Pratiques et recommandations

En cas de suspicion de harcèlement moral, il est recommandé de documenter précisément les faits, de conserver tout élément de preuve (courriels, témoignages, certificats médicaux) et de solliciter un entretien avec l’employeur ou le délégué du personnel. La confidentialité, la traçabilité des démarches et la protection contre les représailles sont des obligations légales à respecter.

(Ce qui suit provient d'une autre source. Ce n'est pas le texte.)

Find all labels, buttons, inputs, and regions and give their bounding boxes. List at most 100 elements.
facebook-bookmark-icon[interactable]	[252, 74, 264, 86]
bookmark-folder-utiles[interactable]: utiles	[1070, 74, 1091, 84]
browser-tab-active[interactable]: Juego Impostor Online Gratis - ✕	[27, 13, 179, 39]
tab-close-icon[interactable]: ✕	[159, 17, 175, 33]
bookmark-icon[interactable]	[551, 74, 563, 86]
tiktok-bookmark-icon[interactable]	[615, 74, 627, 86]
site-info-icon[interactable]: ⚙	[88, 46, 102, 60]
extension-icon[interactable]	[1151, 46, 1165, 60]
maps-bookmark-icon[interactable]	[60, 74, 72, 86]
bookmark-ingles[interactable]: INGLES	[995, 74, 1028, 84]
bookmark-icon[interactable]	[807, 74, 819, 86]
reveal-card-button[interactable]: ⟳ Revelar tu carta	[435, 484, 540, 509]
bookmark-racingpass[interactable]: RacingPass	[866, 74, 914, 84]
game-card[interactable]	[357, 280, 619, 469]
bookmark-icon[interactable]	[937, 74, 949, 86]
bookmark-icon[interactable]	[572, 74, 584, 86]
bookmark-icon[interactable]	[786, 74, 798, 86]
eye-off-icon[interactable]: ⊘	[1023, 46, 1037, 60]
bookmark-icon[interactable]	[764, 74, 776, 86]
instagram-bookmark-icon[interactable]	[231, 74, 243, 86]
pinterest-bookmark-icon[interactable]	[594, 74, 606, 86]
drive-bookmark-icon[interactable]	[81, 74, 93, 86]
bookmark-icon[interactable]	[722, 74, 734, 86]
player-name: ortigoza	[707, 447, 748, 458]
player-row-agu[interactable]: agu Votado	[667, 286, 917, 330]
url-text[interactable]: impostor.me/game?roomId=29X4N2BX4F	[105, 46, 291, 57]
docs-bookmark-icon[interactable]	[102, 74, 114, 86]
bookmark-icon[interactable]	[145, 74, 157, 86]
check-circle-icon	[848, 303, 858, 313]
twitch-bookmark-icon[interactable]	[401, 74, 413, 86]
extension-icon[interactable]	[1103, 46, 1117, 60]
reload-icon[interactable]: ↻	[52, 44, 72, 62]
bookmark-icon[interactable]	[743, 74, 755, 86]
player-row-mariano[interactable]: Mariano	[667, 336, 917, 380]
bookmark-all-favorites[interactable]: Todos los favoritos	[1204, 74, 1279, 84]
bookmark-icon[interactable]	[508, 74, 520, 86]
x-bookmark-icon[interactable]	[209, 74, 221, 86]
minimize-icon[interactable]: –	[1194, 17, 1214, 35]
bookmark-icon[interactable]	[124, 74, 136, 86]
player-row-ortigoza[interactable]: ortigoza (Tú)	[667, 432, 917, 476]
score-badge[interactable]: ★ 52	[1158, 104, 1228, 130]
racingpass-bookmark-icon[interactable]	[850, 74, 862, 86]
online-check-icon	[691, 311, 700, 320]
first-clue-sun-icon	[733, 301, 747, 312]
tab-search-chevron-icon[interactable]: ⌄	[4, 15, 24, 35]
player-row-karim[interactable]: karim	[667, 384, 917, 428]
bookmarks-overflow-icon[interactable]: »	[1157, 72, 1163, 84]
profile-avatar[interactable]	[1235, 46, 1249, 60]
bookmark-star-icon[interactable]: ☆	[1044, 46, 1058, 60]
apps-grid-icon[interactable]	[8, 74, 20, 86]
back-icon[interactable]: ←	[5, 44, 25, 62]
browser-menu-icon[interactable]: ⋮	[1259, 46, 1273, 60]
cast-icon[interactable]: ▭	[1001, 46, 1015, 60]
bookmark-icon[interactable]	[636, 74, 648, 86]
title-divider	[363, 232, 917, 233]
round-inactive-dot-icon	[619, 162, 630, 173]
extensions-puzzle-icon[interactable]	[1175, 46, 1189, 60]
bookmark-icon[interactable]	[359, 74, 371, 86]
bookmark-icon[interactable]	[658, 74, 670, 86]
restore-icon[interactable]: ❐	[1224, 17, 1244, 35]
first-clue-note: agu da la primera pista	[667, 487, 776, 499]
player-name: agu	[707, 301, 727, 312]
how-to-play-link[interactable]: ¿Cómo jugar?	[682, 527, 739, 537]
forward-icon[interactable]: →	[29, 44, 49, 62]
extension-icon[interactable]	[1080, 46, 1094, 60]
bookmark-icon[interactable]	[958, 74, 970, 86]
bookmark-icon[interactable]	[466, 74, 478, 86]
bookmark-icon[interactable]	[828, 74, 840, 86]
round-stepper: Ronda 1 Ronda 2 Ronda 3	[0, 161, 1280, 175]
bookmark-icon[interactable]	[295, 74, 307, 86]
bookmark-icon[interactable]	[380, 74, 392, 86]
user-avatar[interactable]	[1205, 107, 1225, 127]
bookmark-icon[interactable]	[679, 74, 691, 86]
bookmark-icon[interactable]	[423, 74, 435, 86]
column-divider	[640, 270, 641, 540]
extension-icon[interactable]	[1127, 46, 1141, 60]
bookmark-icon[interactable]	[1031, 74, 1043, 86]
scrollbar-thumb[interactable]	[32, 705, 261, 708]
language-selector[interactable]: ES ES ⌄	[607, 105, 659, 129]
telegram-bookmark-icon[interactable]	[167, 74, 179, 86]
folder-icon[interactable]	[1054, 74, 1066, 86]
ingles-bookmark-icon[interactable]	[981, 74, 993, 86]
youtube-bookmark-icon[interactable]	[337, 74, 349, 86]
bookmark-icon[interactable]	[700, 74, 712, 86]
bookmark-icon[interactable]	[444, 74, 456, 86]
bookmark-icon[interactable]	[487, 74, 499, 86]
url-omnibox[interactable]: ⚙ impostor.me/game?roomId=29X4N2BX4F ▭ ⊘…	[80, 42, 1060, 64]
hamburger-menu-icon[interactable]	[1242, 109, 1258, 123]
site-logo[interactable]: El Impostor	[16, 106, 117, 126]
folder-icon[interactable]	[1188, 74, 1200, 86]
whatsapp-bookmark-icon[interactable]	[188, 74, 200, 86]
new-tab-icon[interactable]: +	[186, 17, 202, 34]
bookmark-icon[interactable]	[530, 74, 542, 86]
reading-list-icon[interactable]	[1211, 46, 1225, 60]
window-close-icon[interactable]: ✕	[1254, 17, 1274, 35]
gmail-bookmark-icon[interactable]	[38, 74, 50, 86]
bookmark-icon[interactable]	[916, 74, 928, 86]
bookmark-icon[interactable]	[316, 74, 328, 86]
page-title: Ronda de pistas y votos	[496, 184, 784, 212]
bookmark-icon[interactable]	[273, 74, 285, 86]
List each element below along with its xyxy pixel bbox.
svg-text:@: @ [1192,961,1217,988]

Pour le signalement de RPS, il est conseillé de favoriser le dialogue social, d’impliquer les représentants du personnel et d’utiliser des outils d’évaluation (questionnaires, entretiens collectifs). L’employeur doit intégrer la prévention des RPS dans sa politique de santé et sécurité au travail, former les managers, assurer un suivi régulier des actions mises en place et garantir l’égalité de traitement entre les salariés.

Cadre juridique

  • Harcèlement moral :
    • Articles L.245-2 à L.245-4 du Code du travail (définition, protection, procédure, charge de la preuve, obligations de l’employeur)
    • Article L.245-5 du Code du travail (protection contre les mesures de rétorsion)
  • Risques psychosociaux :
    • Article L.312-1 du Code du travail (obligation générale de sécurité et d’évaluation des risques)
    • Articles L.314-1 à L.314-4 du Code du travail (organisation de la sécurité et de la santé au travail, rôle du comité de sécurité et santé)
    • Article L.414-3 du Code du travail (consultation des représentants du personnel sur la santé et la sécurité)
  • Obligations transversales :
    • Article L.414-2 du Code du travail (égalité de traitement)
    • Article L.261-1 du Code du travail (protection des données personnelles dans le cadre des procédures internes)

Note

La distinction entre plainte pour harcèlement moral et signalement de RPS est essentielle : la première vise la réparation d’un préjudice individuel, la seconde la prévention collective. Un traitement inadéquat de l’une ou l’autre démarche peut engager la responsabilité de l’employeur, tant sur le plan civil qu’administratif. Il est impératif d’assurer la traçabilité, la confidentialité et l’encadrement humain de chaque procédure.